Il ruolo dei sintomi psicologici
Palpitazioni, senso di pressione pettorale, cardiopalmo, extrasistole, fiato corto, formicolii, disturbi gastro-intestinali… Quando si vivono questi e altri sintomi psicosomatici, è inevitabile sentirsi sopraffatti e volerli eliminare, così da poter “tornare alla propria vita”. Allora dapprima ci si rivolge al medico, sperando che attraverso test e consulenze possa emergere una causa organica, meglio se facilmente risolvibile con un farmaco specifico. Poi però, al momento della consulenza, i risultati clinici non mostrano anomalie, il medico dice che si è sani come un pesce e che quindi il problema è di natura mentale. A questo punto il medico potrà indirizzare il paziente verso una visita psicologica, oppure (assai più spesso) verso una psichiatrica. Nel caso in cui il medico raccomandi lo psicologo, il consiglio ha spesso un sapore amaro, perché il mondo della psicologia è comunemente visto come qualcosa di intellettuale, astratto, inconsistente.
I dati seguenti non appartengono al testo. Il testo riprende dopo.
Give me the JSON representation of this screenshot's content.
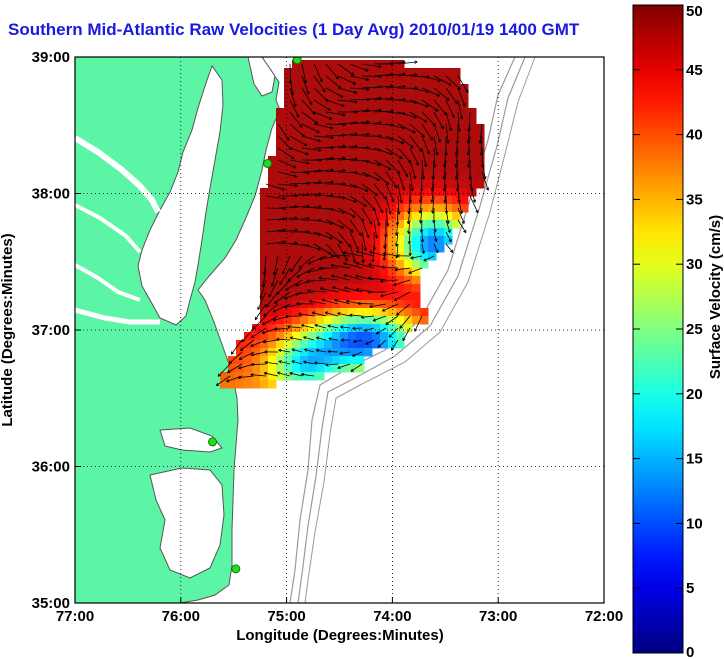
{
  "title": "Southern Mid-Atlantic Raw Velocities (1 Day Avg) 2010/01/19 1400 GMT",
  "colors": {
    "land": "#5cf5a6",
    "coast": "#555555",
    "isobath": "#9a9a9a",
    "grid": "#000000",
    "title": "#1a1adf",
    "station": "#22dd22"
  },
  "map": {
    "xlabel": "Longitude (Degrees:Minutes)",
    "ylabel": "Latitude (Degrees:Minutes)",
    "lon_range": [
      -77,
      -72
    ],
    "lat_range": [
      35,
      39
    ],
    "x_ticks": [
      {
        "value": -77,
        "label": "77:00"
      },
      {
        "value": -76,
        "label": "76:00"
      },
      {
        "value": -75,
        "label": "75:00"
      },
      {
        "value": -74,
        "label": "74:00"
      },
      {
        "value": -73,
        "label": "73:00"
      },
      {
        "value": -72,
        "label": "72:00"
      }
    ],
    "y_ticks": [
      {
        "value": 35,
        "label": "35:00"
      },
      {
        "value": 36,
        "label": "36:00"
      },
      {
        "value": 37,
        "label": "37:00"
      },
      {
        "value": 38,
        "label": "38:00"
      },
      {
        "value": 39,
        "label": "39:00"
      }
    ],
    "grid_style": "dotted",
    "stations": [
      {
        "lon": -74.9,
        "lat": 38.98
      },
      {
        "lon": -75.18,
        "lat": 38.22
      },
      {
        "lon": -75.7,
        "lat": 36.18
      },
      {
        "lon": -75.48,
        "lat": 35.25
      }
    ]
  },
  "colorbar": {
    "label": "Surface Velocity (cm/s)",
    "min": 0,
    "max": 50,
    "ticks": [
      {
        "value": 0,
        "label": "0"
      },
      {
        "value": 5,
        "label": "5"
      },
      {
        "value": 10,
        "label": "10"
      },
      {
        "value": 15,
        "label": "15"
      },
      {
        "value": 20,
        "label": "20"
      },
      {
        "value": 25,
        "label": "25"
      },
      {
        "value": 30,
        "label": "30"
      },
      {
        "value": 35,
        "label": "35"
      },
      {
        "value": 40,
        "label": "40"
      },
      {
        "value": 45,
        "label": "45"
      },
      {
        "value": 50,
        "label": "50"
      }
    ],
    "colormap": "jet"
  }
}
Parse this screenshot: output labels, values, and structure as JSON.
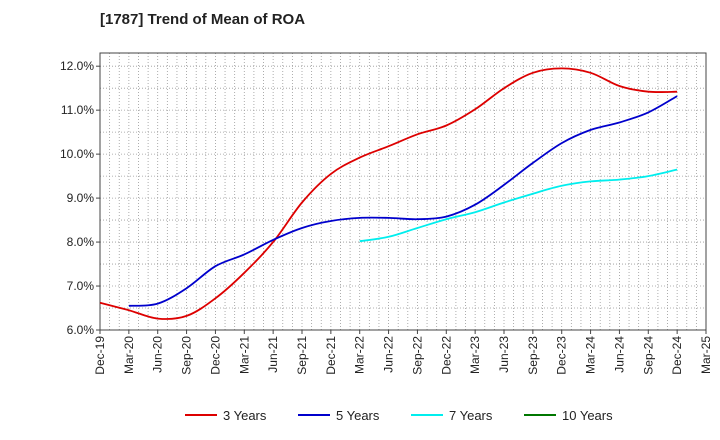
{
  "chart_data": {
    "type": "line",
    "title": "[1787]  Trend of Mean of ROA",
    "xlabel": "",
    "ylabel": "",
    "x": [
      "Dec-19",
      "Mar-20",
      "Jun-20",
      "Sep-20",
      "Dec-20",
      "Mar-21",
      "Jun-21",
      "Sep-21",
      "Dec-21",
      "Mar-22",
      "Jun-22",
      "Sep-22",
      "Dec-22",
      "Mar-23",
      "Jun-23",
      "Sep-23",
      "Dec-23",
      "Mar-24",
      "Jun-24",
      "Sep-24",
      "Dec-24",
      "Mar-25"
    ],
    "ylim": [
      6.0,
      12.3
    ],
    "yticks": [
      6.0,
      7.0,
      8.0,
      9.0,
      10.0,
      11.0,
      12.0
    ],
    "ytick_labels": [
      "6.0%",
      "7.0%",
      "8.0%",
      "9.0%",
      "10.0%",
      "11.0%",
      "12.0%"
    ],
    "grid": true,
    "legend_position": "bottom",
    "series": [
      {
        "name": "3 Years",
        "color": "#dd0000",
        "values": [
          6.62,
          6.45,
          6.26,
          6.32,
          6.72,
          7.3,
          8.0,
          8.9,
          9.55,
          9.92,
          10.18,
          10.45,
          10.65,
          11.02,
          11.5,
          11.85,
          11.95,
          11.85,
          11.55,
          11.42,
          11.42,
          null
        ]
      },
      {
        "name": "5 Years",
        "color": "#0000cc",
        "values": [
          null,
          6.55,
          6.6,
          6.95,
          7.45,
          7.72,
          8.05,
          8.32,
          8.48,
          8.55,
          8.55,
          8.52,
          8.58,
          8.85,
          9.3,
          9.8,
          10.25,
          10.55,
          10.72,
          10.95,
          11.32,
          null
        ]
      },
      {
        "name": "7 Years",
        "color": "#00eeee",
        "values": [
          null,
          null,
          null,
          null,
          null,
          null,
          null,
          null,
          null,
          8.02,
          8.12,
          8.32,
          8.52,
          8.68,
          8.9,
          9.1,
          9.28,
          9.38,
          9.42,
          9.5,
          9.65,
          null
        ]
      },
      {
        "name": "10 Years",
        "color": "#007700",
        "values": [
          null,
          null,
          null,
          null,
          null,
          null,
          null,
          null,
          null,
          null,
          null,
          null,
          null,
          null,
          null,
          null,
          null,
          null,
          null,
          null,
          null,
          null
        ]
      }
    ]
  }
}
La prospettiva di una visita psichiatrica è solitamente accolta con più ottimismo, poiché alimenta la speranza di poter affrontare il sintomo con metodi convenzionalmente medici, dunque pratici e immediati.
“Ecco qui, i test indicano questo problema, dunque prenda questa pillola ogni giorno e i sintomi spariranno come un raffreddore”.
Questo è a grandi linee quanto si spera di sentire da un medico psichiatra, che effettivamente prescrive uno o più farmaci. Ma poi, con il passare del tempo, ci si rende conto che il farmaco ha forse avuto un effetto positivo sul breve termine, ma non certo risolutivo: il sintomo si ripresenta uguale o un poco differente, senza perdere la propria forza.
Non avendo altra scelta ci si fa coraggio, si parla con lo psicologo, e qui la sorpresa: i sintomi vengono riconosciuti e il paziente si sente capito. Allora, non di rado, si cade in errore: si presume che lo psicologo sia lo stratega che ci accompagnerà ad annientare il nemico: il sintomo.
Ma il sintomo non è il nemico.
Il sintomo psicologico è qualcosa di tormentoso, sì, ma con un ruolo; un ruolo simile a quello assolto dal dolore fisico: quando si mette la mano sul fuoco, il dolore ci indica che qualcosa non va. In questo caso è facile capire come il problema non sia il dolore, bensì il fuoco, o ancor meglio, l’aver messo la mano sul fuoco.
Il dolore, per quanto insopportabile e che giustamente si vuole ridurre e far sparire, ha tuttavia un ruolo segnaletico, espressivo, a cui sottende un problema di fondo (ne parlo anche qui). Allo stesso modo i sintomi psicologici (come i sopracitati sintomi ansiosi), ci comunicano la presenza di un problema nella nostra vita. Un esempio è l’agorafobia, che spesso è espressione, in parole povere, dell’angoscia di perdere la socialità di riferimento e quindi di “essere liberi”; oppure la claustrofobia, che tende ad essere sintomo di una rabbiosa paura di esclusione sociale a causa di un’indegnità percepita.
Lo psicologo può aiutare a comprendere tali segnali e ad affrontare il problema di cui sono l’espressione, con il fine ultimo, sì, di ridurre ed eliminare il sintomo, ma non prima di averlo capito.